MASAK tarafından yapılan incelemede, para transferlerinin ABD’de bulunan Washakie Renewable Energy LLC, Noil Energy Group INC, Speedy Lion Renewable Fuel, SBK Holdings USA INC, United Fuel Supply ve GT Energy LLC şirketlerinden, Türkiye’de bulunan Komak Isı Yalıtım Sistemleri Sanayi ve Ticaret Limited Şirketi, Blane Teknoloji Sistemleri Sanayi ve Ticaret AŞ, SBK Holding AŞ, Isanne S.A.R.L, Biofarma İlaç Sanayi ve Ticaret AŞ, Mega Varlık Yönetim AŞ hesaplarına ve sanıklar Sezgin Baran Korkmaz, Jacob Ortell Kingston, Alptekin Yılmaz, Olessia Zoubkova, Ayşe Nil Yılmaz, Kamil Feridun Özkaraman, Levon Termendzhyan ve Doğa Doğan’ın hesaplarına aktarıldığı tespit edilmiş olmakla, özelikle ABD’den temin edilen bilgi ve belgeler doğrultusunda ABD menşeli Washakie şirketinin diğer yöneticileri olan sanıklar Rachel Ann Kingston, Sally Louise Kingston, İsaiah Elden Kingston’un da atılı suçu işlediklerinin tespit edildiği, aynı zamanda sanıklardan Doğa Doğan’ın beyanı doğrultusunda sanık Bereket Öner’in atılı suçu işlediği tespit edilmiş ve arama kararı esnasında, şirket içinde bekçilik görevi ifa eden Ziyaattin Bartik’in geliri ile tamamen orantısız şekilde finansal işlemler gerçekleştirdiğinin ve verdiği ifadesi doğrultusunda Sezgin Baran Korkmaz ile birlikte hareket ederek atılı suçu işlediği anlaşılmıştır.”

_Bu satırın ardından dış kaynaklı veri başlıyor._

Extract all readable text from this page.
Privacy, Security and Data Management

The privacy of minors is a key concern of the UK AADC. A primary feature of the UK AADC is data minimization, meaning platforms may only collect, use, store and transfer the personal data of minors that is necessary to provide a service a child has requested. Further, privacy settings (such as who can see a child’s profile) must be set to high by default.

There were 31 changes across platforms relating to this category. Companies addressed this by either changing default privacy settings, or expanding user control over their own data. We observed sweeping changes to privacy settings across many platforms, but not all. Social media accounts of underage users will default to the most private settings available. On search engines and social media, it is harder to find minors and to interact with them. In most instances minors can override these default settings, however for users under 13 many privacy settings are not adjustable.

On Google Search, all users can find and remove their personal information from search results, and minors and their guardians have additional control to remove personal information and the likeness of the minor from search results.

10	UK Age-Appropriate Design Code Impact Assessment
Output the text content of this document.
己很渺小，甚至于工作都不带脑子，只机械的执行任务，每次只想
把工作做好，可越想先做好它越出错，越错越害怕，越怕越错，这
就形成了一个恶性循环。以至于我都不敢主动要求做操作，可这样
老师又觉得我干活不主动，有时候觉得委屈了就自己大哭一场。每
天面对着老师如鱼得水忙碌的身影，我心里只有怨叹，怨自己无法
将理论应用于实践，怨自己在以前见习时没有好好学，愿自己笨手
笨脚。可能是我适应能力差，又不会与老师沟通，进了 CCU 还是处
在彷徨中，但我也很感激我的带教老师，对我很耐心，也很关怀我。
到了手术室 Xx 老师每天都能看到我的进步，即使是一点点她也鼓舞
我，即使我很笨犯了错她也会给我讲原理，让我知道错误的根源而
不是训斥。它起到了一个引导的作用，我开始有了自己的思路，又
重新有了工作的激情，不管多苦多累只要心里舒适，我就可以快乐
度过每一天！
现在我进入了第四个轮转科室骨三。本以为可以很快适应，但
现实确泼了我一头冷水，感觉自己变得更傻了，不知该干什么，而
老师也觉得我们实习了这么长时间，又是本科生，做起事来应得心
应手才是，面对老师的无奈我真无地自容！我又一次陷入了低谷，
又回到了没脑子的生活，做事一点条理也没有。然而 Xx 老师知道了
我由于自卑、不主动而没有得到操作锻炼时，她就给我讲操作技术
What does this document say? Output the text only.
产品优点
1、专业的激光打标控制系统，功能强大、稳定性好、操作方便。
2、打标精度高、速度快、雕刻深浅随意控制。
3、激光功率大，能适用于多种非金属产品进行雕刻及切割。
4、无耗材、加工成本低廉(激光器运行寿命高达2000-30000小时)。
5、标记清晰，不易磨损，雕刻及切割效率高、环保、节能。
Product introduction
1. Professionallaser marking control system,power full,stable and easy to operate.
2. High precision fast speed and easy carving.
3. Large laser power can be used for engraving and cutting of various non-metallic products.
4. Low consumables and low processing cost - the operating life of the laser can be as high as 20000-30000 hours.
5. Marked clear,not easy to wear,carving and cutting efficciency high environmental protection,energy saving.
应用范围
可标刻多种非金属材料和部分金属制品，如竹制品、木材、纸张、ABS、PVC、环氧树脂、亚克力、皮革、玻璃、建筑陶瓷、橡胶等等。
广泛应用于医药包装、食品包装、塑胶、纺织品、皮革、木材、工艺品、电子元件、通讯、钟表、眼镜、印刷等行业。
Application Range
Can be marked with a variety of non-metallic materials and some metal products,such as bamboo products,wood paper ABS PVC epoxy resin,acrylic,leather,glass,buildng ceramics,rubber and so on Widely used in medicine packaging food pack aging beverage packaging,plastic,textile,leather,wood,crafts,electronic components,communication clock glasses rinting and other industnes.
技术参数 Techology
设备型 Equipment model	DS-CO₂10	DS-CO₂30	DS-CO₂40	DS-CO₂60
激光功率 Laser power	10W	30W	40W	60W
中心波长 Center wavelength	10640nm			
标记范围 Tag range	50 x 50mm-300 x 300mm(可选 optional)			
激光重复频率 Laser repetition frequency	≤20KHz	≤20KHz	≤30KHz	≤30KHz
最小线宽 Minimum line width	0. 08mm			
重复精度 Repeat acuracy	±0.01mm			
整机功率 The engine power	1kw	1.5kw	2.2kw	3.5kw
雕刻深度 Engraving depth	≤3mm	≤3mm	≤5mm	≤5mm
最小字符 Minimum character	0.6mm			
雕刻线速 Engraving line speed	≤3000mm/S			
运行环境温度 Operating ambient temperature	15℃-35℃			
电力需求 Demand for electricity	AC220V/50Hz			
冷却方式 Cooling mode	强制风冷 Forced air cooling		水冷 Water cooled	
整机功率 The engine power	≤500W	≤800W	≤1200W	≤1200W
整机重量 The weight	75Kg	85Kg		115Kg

– Dava İstanbul 10. Asliye Ceza Mahkemesinde görülecek
Sanıklar ve şüpheli şirketler yönünden eylemlerin anlatıldığı iddianame, gönderildiği İstanbul 10. Asliye Ceza Mahkemesi tarafından kabul edildi.
Açılan dava kapsamında “sanık” konumuna gelen 10 kişinin, ilerleyen günlerde bu mahkemede hakim karşısına çıkması bekleniyor.